Because the use of this “free testing” scheme is still in its infancy, there is still time to influence how it is used and ameliorate the potentially negative impact it can have on the entire lab industry. In that spirit, I’d like to pose some thoughtful questions to you.
First, is it any surprise that public lab companies are willing to give away free lab testing as a way to maximize their short-term market benefit? They did it in the early 1990s with money-losing cap rates. The “waiver of charges” scheme is consistent with this past precedent.
Second, it must be acknowledged that the nation’s biggest labs are launching what is really a “price war” to retain access to specimens where they are not the managed care company’s contract laboratory. Price wars only benefit financially strong companies. Thus, is this an example of anticompetitive behavior? Are national labs demonstrating their willingness to subsidize free testing financed by the profits from their national lab system to squeeze regional providers? Certainly once the local labs are put out of the game, the national labs will cease offering free testing and try to raise rates.

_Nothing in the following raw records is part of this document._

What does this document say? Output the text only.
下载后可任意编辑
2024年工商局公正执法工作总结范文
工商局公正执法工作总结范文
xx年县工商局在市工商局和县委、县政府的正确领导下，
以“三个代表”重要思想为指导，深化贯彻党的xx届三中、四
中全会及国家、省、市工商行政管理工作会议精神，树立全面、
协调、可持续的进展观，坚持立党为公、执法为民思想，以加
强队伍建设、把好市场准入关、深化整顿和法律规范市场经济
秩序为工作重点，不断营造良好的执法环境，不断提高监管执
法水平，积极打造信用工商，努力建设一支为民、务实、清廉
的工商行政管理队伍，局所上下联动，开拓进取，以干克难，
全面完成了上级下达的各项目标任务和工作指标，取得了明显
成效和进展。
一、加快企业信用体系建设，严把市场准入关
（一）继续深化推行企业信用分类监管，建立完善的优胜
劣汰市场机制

Third, how will payers respond when they see a (non-contract) national lab willing to perform testing for free to gain access to the physician’s other lab testing specimens? My conversations to date with insurers in Detroit indicate that this will only create downstream pricing problems for labs serving that region.
Will Medicare Notice?
Fourth, and not the least, what will be the reaction of Medicare officials should the “waiver of charges” scheme be used more frequently by clinical laboratories. Doesn’t the concept of offering free test- ing on patients covered by a specific managed care plan in order to gain access to other lab specimens, including Medicare patients, run counter-intuitive to the thinking and expectations of Congress and Medicare regulators?
These are tough questions. I believe that if the use of “waiver of charges” marketing schemes widen, it will have negative and long-lasting impact on the lab industry over the long run.

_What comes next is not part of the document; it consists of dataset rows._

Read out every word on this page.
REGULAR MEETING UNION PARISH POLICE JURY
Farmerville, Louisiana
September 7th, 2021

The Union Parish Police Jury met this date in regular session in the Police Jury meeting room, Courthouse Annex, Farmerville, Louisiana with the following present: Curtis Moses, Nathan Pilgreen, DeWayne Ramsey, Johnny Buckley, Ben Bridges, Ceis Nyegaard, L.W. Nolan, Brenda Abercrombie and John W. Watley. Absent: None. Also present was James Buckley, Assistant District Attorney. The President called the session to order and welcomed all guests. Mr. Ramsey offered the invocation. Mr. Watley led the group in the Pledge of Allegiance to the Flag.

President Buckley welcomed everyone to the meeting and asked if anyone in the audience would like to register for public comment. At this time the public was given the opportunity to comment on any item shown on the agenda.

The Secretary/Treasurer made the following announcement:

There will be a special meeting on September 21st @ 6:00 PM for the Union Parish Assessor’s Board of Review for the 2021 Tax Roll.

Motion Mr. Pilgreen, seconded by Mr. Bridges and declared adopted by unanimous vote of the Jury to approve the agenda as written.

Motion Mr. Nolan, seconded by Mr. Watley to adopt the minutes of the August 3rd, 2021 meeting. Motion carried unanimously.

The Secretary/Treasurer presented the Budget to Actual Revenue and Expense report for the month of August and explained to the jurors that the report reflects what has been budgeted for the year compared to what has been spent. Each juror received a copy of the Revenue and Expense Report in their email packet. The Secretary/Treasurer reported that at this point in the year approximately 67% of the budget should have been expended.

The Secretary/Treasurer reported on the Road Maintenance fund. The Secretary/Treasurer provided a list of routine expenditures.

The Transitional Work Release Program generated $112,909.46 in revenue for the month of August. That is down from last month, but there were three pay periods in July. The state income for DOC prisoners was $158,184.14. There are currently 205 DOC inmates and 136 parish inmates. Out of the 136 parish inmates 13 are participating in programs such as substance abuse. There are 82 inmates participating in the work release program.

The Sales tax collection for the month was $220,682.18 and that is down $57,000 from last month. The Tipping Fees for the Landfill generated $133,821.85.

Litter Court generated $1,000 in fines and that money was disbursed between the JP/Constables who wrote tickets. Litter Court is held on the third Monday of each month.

How Below-Cost Cap Rates Created Big Revenue Gap
PUBLIC LAB COMPANIES were willing to lose substantial amounts of money in the early 1990s to capture capitated, full-risk managed care contracts.
Two examples illustrate how big the gap became between the cost of providing this testing and the reimbursement paid by managed care companies for lab testing services. During the 1996-97 period, a CFO of a public lab company in California discussed the financial consequences of offering to do lab testing for less than the cost of the work.

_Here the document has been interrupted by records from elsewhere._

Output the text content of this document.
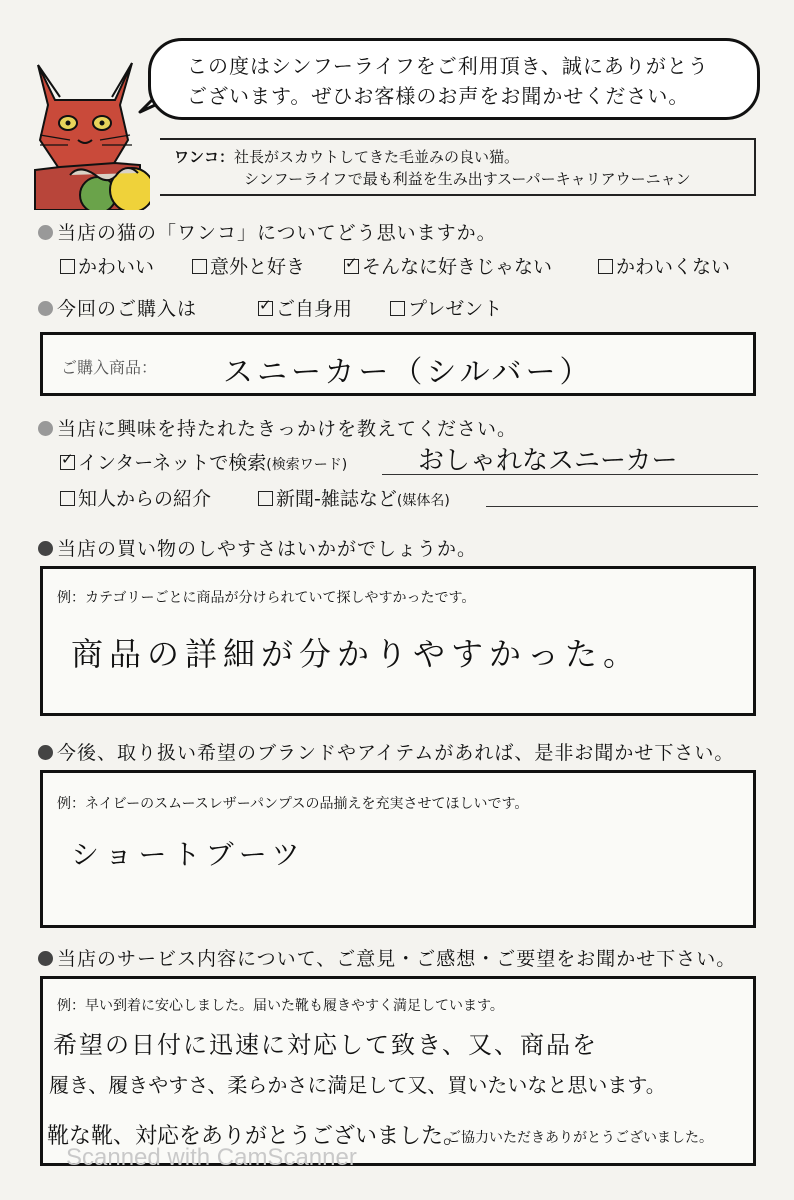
この度はシンフーライフをご利用頂き、誠にありがとう
ございます。ぜひお客様のお声をお聞かせください。
ワンコ：社長がスカウトしてきた毛並みの良い猫。
シンフーライフで最も利益を生み出すスーパーキャリアウーニャン
当店の猫の「ワンコ」についてどう思いますか。
かわいい	意外と好き ✓	そんなに好きじゃない	かわいくない
今回のご購入は ✓	ご自身用	プレゼント
ご購入商品： スニーカー（シルバー）
当店に興味を持たれたきっかけを教えてください。
✓インターネットで検索(検索ワード)	おしゃれなスニーカー
知人からの紹介	新聞-雑誌など(媒体名)
当店の買い物のしやすさはいかがでしょうか。
例：カテゴリーごとに商品が分けられていて探しやすかったです。
商品の詳細が分かりやすかった。
今後、取り扱い希望のブランドやアイテムがあれば、是非お聞かせ下さい。
例：ネイビーのスムースレザーパンプスの品揃えを充実させてほしいです。
ショートブーツ
当店のサービス内容について、ご意見・ご感想・ご要望をお聞かせ下さい。
例：早い到着に安心しました。届いた靴も履きやすく満足しています。
希望の日付に迅速に対応して致き、又、商品を
履き、履きやすさ、柔らかさに満足して又、買いたいなと思います。
靴な靴、対応をありがとうございました。
ご協力いただきありがとうございました。
Scanned with CamScanner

He calculated that, on a fully-expensed basis, it cost his lab about $2.50 per member per month (PMPM) to provide lab testing services to a commercial population. However, the typical managed care contract at this time was paying between 50¢ and 70¢ PMPM. His lab was subsidizing the cost of testing by more than $20 per year per member!
MetPath (now Quest Diagnostics) provides another example of the gap between cost and revenue. At the time MetPath purchased Nichols Institute in 1994, executives from Teterboro told the Nichols executive team that the future growth of managed care testing was the company’s biggest financial challenge. At that time, MetPath’s national revenue per requisition averaged $25. Its cost per requestion averaged $20. For managed care requisitions, the revenue averaged about $10.
MetPath had a strategic dilemma, said these execs. In 1994, managed care contracts represented only 10% of the company’s total revenue. But projections indicated it would grow to 40% within two to three years. Thus, what could MetPath do to close the gap between its $20 per req average cost and the $10 per req average revenue from managed care contracts?